Thank you for addressing my suggestions

Author Response

Thank you

Round 3

Reviewer 2 Report

The following has not been addressed adequately.

"I have included a separate heading to highlight this paragraph. See line 237 of the manuscript."
Methods should be in the Methods section and not in the Results section.

"based on the projected number of patients availing of this technology (RS test)"
But I didn't see this written in the main text. Anticipated uptake of new intervention is important in BIA and having it written removes assumption of what the "number of patients" the authors are talking about.

"How would the specificity and sensitivity of the assay affect the results? -edited."
I don't see this being addressed.

"costs are calculated in this currency in the year that they occurred"
Can the authors explain why the costs were not adjusted to a current price (e.g. 2019 Euro)? Just in case I wasn't clear, I'm not talking about discounting.

Author Response

"I have included a separate heading to highlight this paragraph. See line 237 of the manuscript."
Methods should be in the Methods section and not in the Results section.

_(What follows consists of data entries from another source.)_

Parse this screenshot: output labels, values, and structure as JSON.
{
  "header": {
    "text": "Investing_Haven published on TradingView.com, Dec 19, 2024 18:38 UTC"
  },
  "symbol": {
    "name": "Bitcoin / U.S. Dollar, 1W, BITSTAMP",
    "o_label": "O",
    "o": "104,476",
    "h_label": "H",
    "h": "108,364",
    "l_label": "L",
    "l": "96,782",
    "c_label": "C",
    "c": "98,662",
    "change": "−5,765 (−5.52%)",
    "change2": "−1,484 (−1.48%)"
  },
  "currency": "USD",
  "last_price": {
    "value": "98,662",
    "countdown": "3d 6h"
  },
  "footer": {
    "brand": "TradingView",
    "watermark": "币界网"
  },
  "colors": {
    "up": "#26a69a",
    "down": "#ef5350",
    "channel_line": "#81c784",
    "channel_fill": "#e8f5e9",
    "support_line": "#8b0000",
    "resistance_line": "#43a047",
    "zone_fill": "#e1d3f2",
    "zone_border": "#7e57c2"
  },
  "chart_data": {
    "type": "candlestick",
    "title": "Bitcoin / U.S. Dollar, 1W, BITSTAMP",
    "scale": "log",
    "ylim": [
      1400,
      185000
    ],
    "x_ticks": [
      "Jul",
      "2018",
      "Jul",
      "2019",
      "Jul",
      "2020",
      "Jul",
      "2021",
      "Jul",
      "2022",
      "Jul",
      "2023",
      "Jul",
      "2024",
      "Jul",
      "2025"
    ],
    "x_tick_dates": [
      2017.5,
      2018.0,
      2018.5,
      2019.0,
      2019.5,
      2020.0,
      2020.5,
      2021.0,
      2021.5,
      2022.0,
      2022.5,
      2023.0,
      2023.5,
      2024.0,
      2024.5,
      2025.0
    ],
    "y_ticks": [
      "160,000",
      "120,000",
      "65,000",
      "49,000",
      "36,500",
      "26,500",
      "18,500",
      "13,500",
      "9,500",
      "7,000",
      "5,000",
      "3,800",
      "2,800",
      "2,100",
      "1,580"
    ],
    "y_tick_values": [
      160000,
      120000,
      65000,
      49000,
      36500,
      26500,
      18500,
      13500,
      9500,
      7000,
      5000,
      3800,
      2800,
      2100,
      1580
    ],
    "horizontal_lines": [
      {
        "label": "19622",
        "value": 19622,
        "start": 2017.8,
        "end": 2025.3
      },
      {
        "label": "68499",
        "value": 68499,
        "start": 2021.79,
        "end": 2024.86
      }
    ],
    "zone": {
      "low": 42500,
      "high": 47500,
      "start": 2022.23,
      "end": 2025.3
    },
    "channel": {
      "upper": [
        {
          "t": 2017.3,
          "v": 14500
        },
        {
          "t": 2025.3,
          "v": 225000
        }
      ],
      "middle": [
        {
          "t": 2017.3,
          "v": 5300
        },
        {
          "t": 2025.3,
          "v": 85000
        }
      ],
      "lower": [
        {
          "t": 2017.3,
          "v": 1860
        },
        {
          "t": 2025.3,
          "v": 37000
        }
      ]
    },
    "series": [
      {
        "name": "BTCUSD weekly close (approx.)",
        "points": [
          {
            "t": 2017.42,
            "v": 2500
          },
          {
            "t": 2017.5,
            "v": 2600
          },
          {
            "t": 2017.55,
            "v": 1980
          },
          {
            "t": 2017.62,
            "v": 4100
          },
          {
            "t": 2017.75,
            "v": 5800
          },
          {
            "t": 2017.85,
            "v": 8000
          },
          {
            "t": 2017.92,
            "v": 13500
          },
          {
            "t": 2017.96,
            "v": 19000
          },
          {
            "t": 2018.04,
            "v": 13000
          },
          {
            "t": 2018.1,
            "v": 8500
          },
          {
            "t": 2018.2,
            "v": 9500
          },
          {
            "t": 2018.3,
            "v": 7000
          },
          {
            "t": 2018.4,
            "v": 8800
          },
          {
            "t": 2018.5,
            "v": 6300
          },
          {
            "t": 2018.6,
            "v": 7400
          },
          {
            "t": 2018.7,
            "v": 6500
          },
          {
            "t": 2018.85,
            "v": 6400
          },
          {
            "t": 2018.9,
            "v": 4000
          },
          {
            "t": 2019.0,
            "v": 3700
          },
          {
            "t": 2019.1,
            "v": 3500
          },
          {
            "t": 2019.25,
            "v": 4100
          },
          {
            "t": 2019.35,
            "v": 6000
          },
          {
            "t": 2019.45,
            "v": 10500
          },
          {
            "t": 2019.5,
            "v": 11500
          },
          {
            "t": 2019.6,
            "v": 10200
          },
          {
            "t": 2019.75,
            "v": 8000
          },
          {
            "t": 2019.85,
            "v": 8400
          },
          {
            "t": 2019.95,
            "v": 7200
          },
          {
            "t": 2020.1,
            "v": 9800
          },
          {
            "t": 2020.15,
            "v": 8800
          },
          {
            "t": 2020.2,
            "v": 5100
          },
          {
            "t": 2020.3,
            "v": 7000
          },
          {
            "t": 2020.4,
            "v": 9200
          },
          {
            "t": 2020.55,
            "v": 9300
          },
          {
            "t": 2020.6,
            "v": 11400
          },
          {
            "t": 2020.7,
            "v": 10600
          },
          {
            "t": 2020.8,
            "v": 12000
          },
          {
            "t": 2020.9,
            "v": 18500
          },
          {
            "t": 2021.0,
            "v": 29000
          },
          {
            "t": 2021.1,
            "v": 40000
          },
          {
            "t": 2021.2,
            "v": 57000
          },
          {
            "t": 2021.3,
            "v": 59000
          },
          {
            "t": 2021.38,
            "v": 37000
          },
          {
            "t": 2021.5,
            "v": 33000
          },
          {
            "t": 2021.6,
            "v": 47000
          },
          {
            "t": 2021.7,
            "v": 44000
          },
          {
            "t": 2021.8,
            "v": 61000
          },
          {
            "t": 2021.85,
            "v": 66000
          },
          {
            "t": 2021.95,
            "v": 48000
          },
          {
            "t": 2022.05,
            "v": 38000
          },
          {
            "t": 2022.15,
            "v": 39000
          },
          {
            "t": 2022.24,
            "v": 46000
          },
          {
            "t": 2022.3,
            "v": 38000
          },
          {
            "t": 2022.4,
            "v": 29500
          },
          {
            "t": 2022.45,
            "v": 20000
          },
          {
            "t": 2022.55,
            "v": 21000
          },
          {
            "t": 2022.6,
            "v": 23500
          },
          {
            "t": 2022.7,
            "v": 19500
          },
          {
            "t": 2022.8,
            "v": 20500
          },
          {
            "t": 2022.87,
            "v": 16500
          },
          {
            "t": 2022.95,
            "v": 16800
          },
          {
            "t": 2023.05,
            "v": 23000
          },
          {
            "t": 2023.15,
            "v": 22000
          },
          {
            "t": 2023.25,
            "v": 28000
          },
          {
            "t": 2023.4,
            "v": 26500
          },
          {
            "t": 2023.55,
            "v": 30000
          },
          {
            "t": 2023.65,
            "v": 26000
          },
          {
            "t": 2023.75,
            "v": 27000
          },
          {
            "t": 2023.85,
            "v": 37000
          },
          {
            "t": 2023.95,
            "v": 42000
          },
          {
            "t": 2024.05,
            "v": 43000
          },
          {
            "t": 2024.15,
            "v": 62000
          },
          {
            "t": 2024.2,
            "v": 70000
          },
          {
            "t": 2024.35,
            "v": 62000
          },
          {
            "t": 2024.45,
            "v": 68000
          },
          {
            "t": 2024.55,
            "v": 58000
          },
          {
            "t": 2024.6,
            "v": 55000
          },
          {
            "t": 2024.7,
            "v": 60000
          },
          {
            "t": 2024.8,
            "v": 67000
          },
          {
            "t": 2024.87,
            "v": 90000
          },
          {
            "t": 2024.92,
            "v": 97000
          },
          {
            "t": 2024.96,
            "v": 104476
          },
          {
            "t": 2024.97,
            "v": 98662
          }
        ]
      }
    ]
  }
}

-Thank you. It is also included in the methods section. See paragraph beginning at line 113.

"based on the projected number of patients availing of this technology (RS test)"
But I didn't see this written in the main text. Anticipated uptake of new intervention is important in BIA and having it written removes assumption of what the "number of patients" the authors are talking about.

-This detail has been added to the manuscript for clarity. See line 142, 143

"How would the specificity and sensitivity of the assay affect the results?"
I don't see this being addressed -please see attached word document for a detailed explanation around this question. 

Can the authors explain why the costs were not adjusted to a current price (e.g. 2019 Euro)? Just in case I wasn't clear, I'm not talking about discounting.

-thank you. The costs used (chemotherapy, GCSF, and adverse chemo-related events) are all from a cost point within the study period and do not require further adjustment. The cost of the assay is static over time. We feel this is correctly presented. 

Author Response File: Author Response.pdf

Round 4

Reviewer 2 Report

Noted with thanks regarding the responses.

However, one of the responses was "The costs used (chemotherapy, GCSF, and adverse chemo-related events) are all from a cost point within the study period and do not require further adjustment. The cost of the assay is static over time. We feel this is correctly presented." This is different from what's been revised in the manuscript, "...and costs are calculated in this currency adjusted for price changes over the time horizon of the study".

Since there is no adjustment of costs, please state in the manuscript that there was no cost adjustment and the reason(s) for not having any cost adjustments.

Author Response

Thank you again for your comments. The change has been made as suggested.